Not all long-term care plans are alike. When purchasing long-term care insurance, be sure to read the policy thoroughly. According to an article published by the TIAA-CREF Institute, here are some of the things you should be looking for when shopping for a long-term care policy:

  • Financial strength of the carrier. One of your most important considerations should be your choice of carriers. The financial strength of an insurance company is a strong indicator of a company’s ability to pay claims and meet ongoing obligations to its policyholders.

  • Daily Benefit Amount. The daily benefit of a long-term care insurance policy is the benefit amount that the insurer will pay to a nursing home, to another care facility or for home health care. The usual range is between $100 and $300 per day ($3,000 to $9,000 per month). The benefit amount should be directly related to the cost for nursing home care in one’s geographical area, or the area in which the individual intends to retire. Many experts recommend insuring for 80 percent of daily benefit and self-insuring for the rest.

  • Benefit Determination. One major difference in long-term care policies is the way in which the insurer determines when benefits begin. Most insurers use what is known as an Activities of Daily Living (ADL) system. Every insurance company may have a different set of ADLs. Generally, however, all tax-qualified plans have the same five ADLs (feeding, dressing, transferring, taking medications and toileting), plus many also include bathing as a sixth. Each policy states that the covered individual must require assistance with a specific number of ADLs prior to qualifying for benefits. In choosing a long-term care policy, choose one that provides coverage when aid is needed with only two ADLs. If incapacity with more than two ADLs is required before payments begin, the insured may not receive necessary treatment. All tax-qualified policies allow benefits to begin if a cognitive impairment, such as Alzheimer’s disease, exists.

  • Elimination Period. The elimination period of a long-term care policy is the length of time the individual must pay for covered services before the insurance company will begin to make payments.

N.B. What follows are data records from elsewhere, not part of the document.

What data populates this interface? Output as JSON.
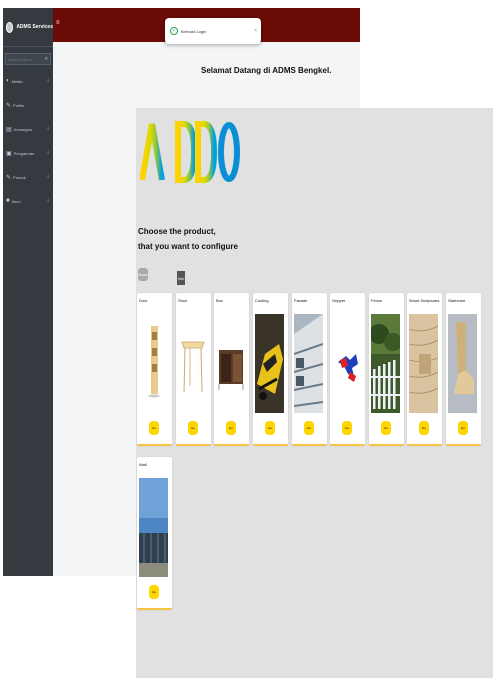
{
  "admin": {
    "brand": "ADMS Services",
    "search_placeholder": "Search Menu",
    "nav": [
      {
        "label": "Media",
        "icon": "gauge-icon"
      },
      {
        "label": "Profile",
        "icon": "user-icon"
      },
      {
        "label": "Keuangan",
        "icon": "chart-icon"
      },
      {
        "label": "Pengaturan",
        "icon": "cog-icon"
      },
      {
        "label": "Produk",
        "icon": "box-icon"
      },
      {
        "label": "Akun",
        "icon": "account-icon"
      }
    ],
    "toast_text": "Berhasil Login",
    "welcome": "Selamat Datang di ADMS Bengkel.",
    "topbar_color": "#6b0b06",
    "sidebar_color": "#343a40"
  },
  "configurator": {
    "logo_text": "AIDDDO",
    "choose_line1": "Choose the product,",
    "choose_line2": "that you want to configure",
    "back_label": "Back",
    "tooltip": "Info",
    "accent": "#ffd500",
    "products": [
      {
        "name": "Door",
        "button": "Go",
        "icon": "door-icon"
      },
      {
        "name": "Stool",
        "button": "Go",
        "icon": "table-icon"
      },
      {
        "name": "Box",
        "button": "Go",
        "icon": "cabinet-icon"
      },
      {
        "name": "Cooling",
        "button": "Go",
        "icon": "car-icon"
      },
      {
        "name": "Facade",
        "button": "Go",
        "icon": "building-icon"
      },
      {
        "name": "Gripper",
        "button": "Go",
        "icon": "gripper-icon"
      },
      {
        "name": "Fence",
        "button": "Go",
        "icon": "fence-icon"
      },
      {
        "name": "Wood Sculptures",
        "button": "Go",
        "icon": "wood-icon"
      },
      {
        "name": "Starhome",
        "button": "Go",
        "icon": "stair-icon"
      },
      {
        "name": "Wall",
        "button": "Go",
        "icon": "wall-icon"
      }
    ]
  }
}
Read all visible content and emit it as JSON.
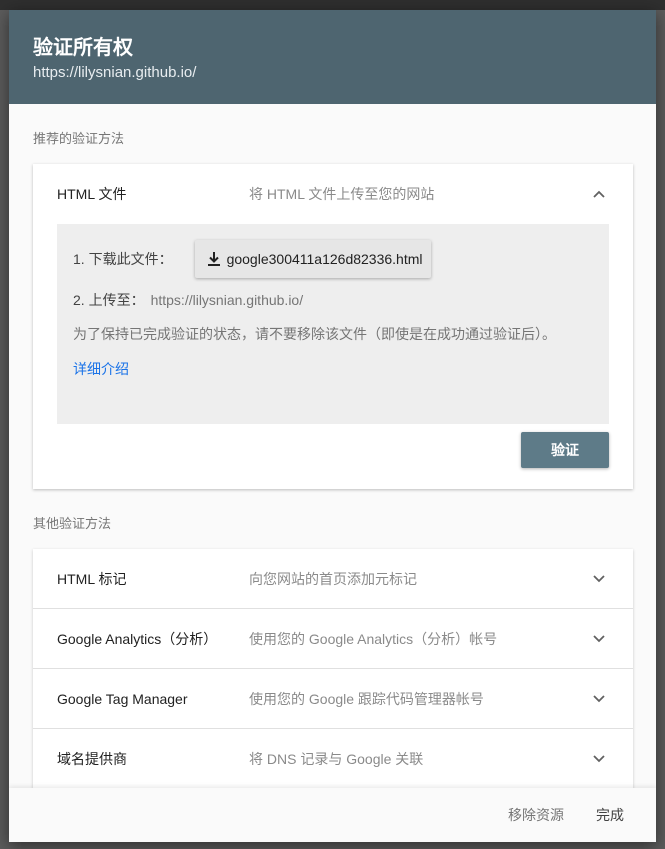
{
  "dialog": {
    "title": "验证所有权",
    "url": "https://lilysnian.github.io/"
  },
  "recommended": {
    "section_label": "推荐的验证方法",
    "method_name": "HTML 文件",
    "method_desc": "将 HTML 文件上传至您的网站",
    "step1_label": "1. 下载此文件：",
    "download_file": "google300411a126d82336.html",
    "step2_label": "2. 上传至：",
    "step2_url": "https://lilysnian.github.io/",
    "note": "为了保持已完成验证的状态，请不要移除该文件（即使是在成功通过验证后）。",
    "learn_more": "详细介绍",
    "verify_label": "验证"
  },
  "other": {
    "section_label": "其他验证方法",
    "methods": [
      {
        "name": "HTML 标记",
        "desc": "向您网站的首页添加元标记"
      },
      {
        "name": "Google Analytics（分析）",
        "desc": "使用您的 Google Analytics（分析）帐号"
      },
      {
        "name": "Google Tag Manager",
        "desc": "使用您的 Google 跟踪代码管理器帐号"
      },
      {
        "name": "域名提供商",
        "desc": "将 DNS 记录与 Google 关联"
      }
    ]
  },
  "footer": {
    "remove_label": "移除资源",
    "done_label": "完成"
  },
  "icons": {
    "expand": "chevron-up-icon",
    "collapse": "chevron-down-icon",
    "download": "download-icon"
  },
  "colors": {
    "header": "#4e6570",
    "verify_button": "#5e7b88",
    "link": "#1a73e8"
  }
}
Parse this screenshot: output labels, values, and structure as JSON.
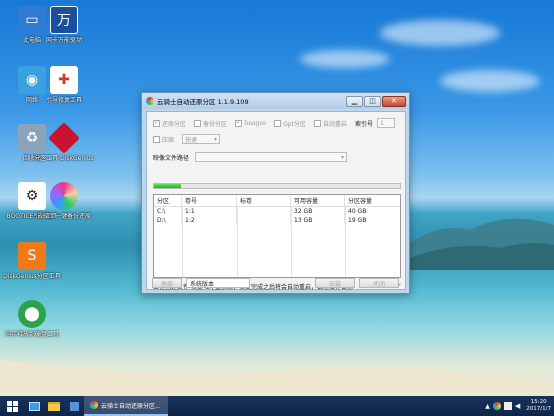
{
  "desktop": {
    "icons": [
      {
        "label": "此电脑",
        "icon": "computer-icon",
        "color": "#2f7bd6"
      },
      {
        "label": "网卡万能驱动",
        "icon": "wan-driver-icon",
        "color": "#1b4f9c"
      },
      {
        "label": "网络",
        "icon": "network-icon",
        "color": "#3aa0e0"
      },
      {
        "label": "引导修复工具",
        "icon": "boot-repair-icon",
        "color": "#d33a2f"
      },
      {
        "label": "回收站",
        "icon": "recycle-bin-icon",
        "color": "#8aa3b8"
      },
      {
        "label": "分区工具 DiskGenius",
        "icon": "diskgenius-icon",
        "color": "#c8122e"
      },
      {
        "label": "BOOTICE引导工具",
        "icon": "bootice-icon",
        "color": "#222222"
      },
      {
        "label": "云骑士一键备份还原",
        "icon": "yunqishi-icon",
        "color": "#e8398b"
      },
      {
        "label": "DiskGenius分区工具",
        "icon": "diskgenius-orange-icon",
        "color": "#f07a1a"
      },
      {
        "label": "内存释放到硬盘工具",
        "icon": "memory-tool-icon",
        "color": "#2aa34a"
      }
    ]
  },
  "window": {
    "title": "云骑士自动还原分区 1.1.9.109",
    "minimize_icon": "minimize-icon",
    "restore_icon": "restore-icon",
    "close_label": "✕",
    "options": {
      "restore_partition": "还原分区",
      "backup_partition": "备份分区",
      "images": "Images",
      "gpt_partition": "Gpt分区",
      "auto_restart": "自动重启",
      "index_label": "索引号",
      "index_value": "1",
      "compress_label": "压缩",
      "compress_value": "快速"
    },
    "image_path_label": "映像文件路径",
    "progress": 0.11,
    "table": {
      "headers": [
        "分区",
        "卷号",
        "标卷",
        "可用容量",
        "分区容量"
      ],
      "rows": [
        [
          "C:\\",
          "1:1",
          "",
          "32 GB",
          "40 GB"
        ],
        [
          "D:\\",
          "1:2",
          "",
          "13 GB",
          "19 GB"
        ]
      ]
    },
    "status_text": "正在创建文件  恢复 C:\\ 盘系统，恢复完成之后将会自动重启，请勿操作鼠标",
    "buttons": {
      "browse": "高级",
      "version": "系统版本",
      "install": "安装",
      "close": "关闭"
    }
  },
  "taskbar": {
    "app_label": "云骑士自动还原分区...",
    "time": "15:20",
    "date": "2017/1/7"
  }
}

It is essentially used as a form of a deductible. It is also commonly referred to as a waiting period. A normal waiting period is anywhere from 0 to 90 days. Choosing a longer elimination period may be a way to lower the premiums of a policy, but will cause your out-of-pocket costs to increase at the time of service.

  • Benefit Period. The benefit period is the length of time an individual will receive benefits from the insurer once there is an established need for long-term care. The range can be from one year to a lifetime. Most plans have a pool of money from which to draw. If one does not have expenses equaling the daily benefit, the unused portion remains in the pool and can result in paying for more days of care than initially set in the benefit period.

  • Inflation Protection. This policy option provides for increases in benefit levels to help pay for expected increases in the costs of long-term care services. Individuals purchasing long-term care insurance must consider that the benefit amounts they select are at the current costs of services, which are likely to increase substantially over time. The usual inflation factor is five percent per year. Some policies figure this as simple interest and others figure it as compound interest. The inflation protector increases the benefit from the first day of the policy, not from the first day that benefits are received. While this adds to the cost of the policy, most experts agree that inflation protection should be included in one’s plan.